Now that it's getting out of the Macintosh business and jumping into the Intel-compatible PC market, Power Computing has cut prices on its main Macintosh computer lines.
Under the terms of a deal struck earlier this week with Apple Computer (AAPL), Power has agreed to stop selling computers that run the Macintosh operating system by December 31, 1997. As a result, Power has discounted its current computers to clear them out before year end.
Ironically, Apple executives have said that low clone prices have undercut Apple's own marketing efforts and constitute one of the reasons Apple bought back the licensing rights from Power. Price cuts on systems from the other clone vendors are expected as well, as Apple has said that it will not extend its licensing agreements with those companies.

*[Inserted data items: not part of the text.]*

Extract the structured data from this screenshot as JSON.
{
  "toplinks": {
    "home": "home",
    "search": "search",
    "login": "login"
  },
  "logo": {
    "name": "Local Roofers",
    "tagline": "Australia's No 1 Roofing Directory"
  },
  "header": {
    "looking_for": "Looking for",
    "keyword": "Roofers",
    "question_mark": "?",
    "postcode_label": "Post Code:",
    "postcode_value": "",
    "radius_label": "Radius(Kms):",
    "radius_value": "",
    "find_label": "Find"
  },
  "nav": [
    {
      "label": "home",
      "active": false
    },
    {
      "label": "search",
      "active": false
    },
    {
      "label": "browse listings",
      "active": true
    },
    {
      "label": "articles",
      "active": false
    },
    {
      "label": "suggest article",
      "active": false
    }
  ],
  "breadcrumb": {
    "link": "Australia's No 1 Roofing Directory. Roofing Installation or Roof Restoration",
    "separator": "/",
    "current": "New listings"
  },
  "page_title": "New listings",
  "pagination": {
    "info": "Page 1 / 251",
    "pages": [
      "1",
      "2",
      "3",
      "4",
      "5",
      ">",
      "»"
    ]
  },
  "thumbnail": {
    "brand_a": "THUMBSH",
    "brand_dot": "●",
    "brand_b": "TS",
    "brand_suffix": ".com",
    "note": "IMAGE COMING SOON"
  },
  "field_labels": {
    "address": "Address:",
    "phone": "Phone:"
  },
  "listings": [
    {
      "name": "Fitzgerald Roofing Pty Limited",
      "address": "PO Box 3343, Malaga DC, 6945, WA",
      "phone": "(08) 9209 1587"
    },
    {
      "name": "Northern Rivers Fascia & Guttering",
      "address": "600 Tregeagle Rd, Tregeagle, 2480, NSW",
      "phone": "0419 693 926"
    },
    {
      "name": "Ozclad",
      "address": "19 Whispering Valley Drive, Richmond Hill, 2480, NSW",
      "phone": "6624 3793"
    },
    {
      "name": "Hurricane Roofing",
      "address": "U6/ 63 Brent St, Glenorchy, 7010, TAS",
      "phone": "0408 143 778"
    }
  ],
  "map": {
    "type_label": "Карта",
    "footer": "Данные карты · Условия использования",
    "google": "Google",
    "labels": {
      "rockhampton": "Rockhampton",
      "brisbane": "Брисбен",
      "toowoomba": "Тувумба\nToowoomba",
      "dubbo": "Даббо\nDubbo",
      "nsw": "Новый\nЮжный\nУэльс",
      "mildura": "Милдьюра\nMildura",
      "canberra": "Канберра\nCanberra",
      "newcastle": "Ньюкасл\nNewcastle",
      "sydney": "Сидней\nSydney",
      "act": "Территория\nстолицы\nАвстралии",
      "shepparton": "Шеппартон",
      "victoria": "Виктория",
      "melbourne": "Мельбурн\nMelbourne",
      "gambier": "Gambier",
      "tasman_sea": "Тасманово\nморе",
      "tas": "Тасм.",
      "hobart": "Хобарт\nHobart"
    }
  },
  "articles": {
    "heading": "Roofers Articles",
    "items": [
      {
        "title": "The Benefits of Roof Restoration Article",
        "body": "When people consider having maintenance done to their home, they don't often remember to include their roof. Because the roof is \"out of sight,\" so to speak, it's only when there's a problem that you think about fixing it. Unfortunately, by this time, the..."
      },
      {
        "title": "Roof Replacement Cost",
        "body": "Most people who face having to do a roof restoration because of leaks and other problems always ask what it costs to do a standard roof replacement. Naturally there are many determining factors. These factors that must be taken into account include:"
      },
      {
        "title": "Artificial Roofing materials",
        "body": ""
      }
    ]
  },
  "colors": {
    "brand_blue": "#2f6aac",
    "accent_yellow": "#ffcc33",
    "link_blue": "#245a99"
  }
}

The PowerBase 240 line of computers have been reduced by $300. The basic desktop configuration PowerBase 240, which uses a 603e PowerPC processor, now sells for $1,299, while the mini-tower configuration starts at $1,399. Basic configurations of both computers include 16MB of RAM, a 2GB EIDE hard drive, 3 PCI slots, a software bundle, and a keyboard and mouse.
In addition, Power has discounted the PowerCenter Pro 240 systems by $100. The PowerCenter Pro comes with a 604e PowerPC processor running at 240 MHz, a 16X CD-ROM, a 2GB hard drive and 32MB of RAM in its base configuration. After the price cuts, the PowerCenter Pro desktop sells for $2,495 while the minitower sells for $2,595.
Power will continue to provide warranty support after its Macintosh license expires, the company said, while Apple will provide OS support.
Although the Power discounts will put price pressure on Apple, the overall effect will be temporary, said Chris LeTocq, an analyst at Dataquest. "There will be general inventory closing-out sales, but you're looking at a subsection of the market," he said. "Apple has some hot hardware," he added.
Discounts are likely from other clone vendors such as Umax Computer and Motorola, LeTocq added, but should have less effect. Both companies had smaller market shares than Power. Apple has yet to agree to give these companies ongoing OS support too.
Apple on Tuesday announced that it would buy various assets of Power Computing for $100 million. Under the deal, Apple obtained Power's Macintosh license and the right to recruit certain Power employees, among other considerations. In return, Power surrendered its rights to make Macintosh clones beginning January 1, 1998. Power in the future will only make computers based on Intel technology.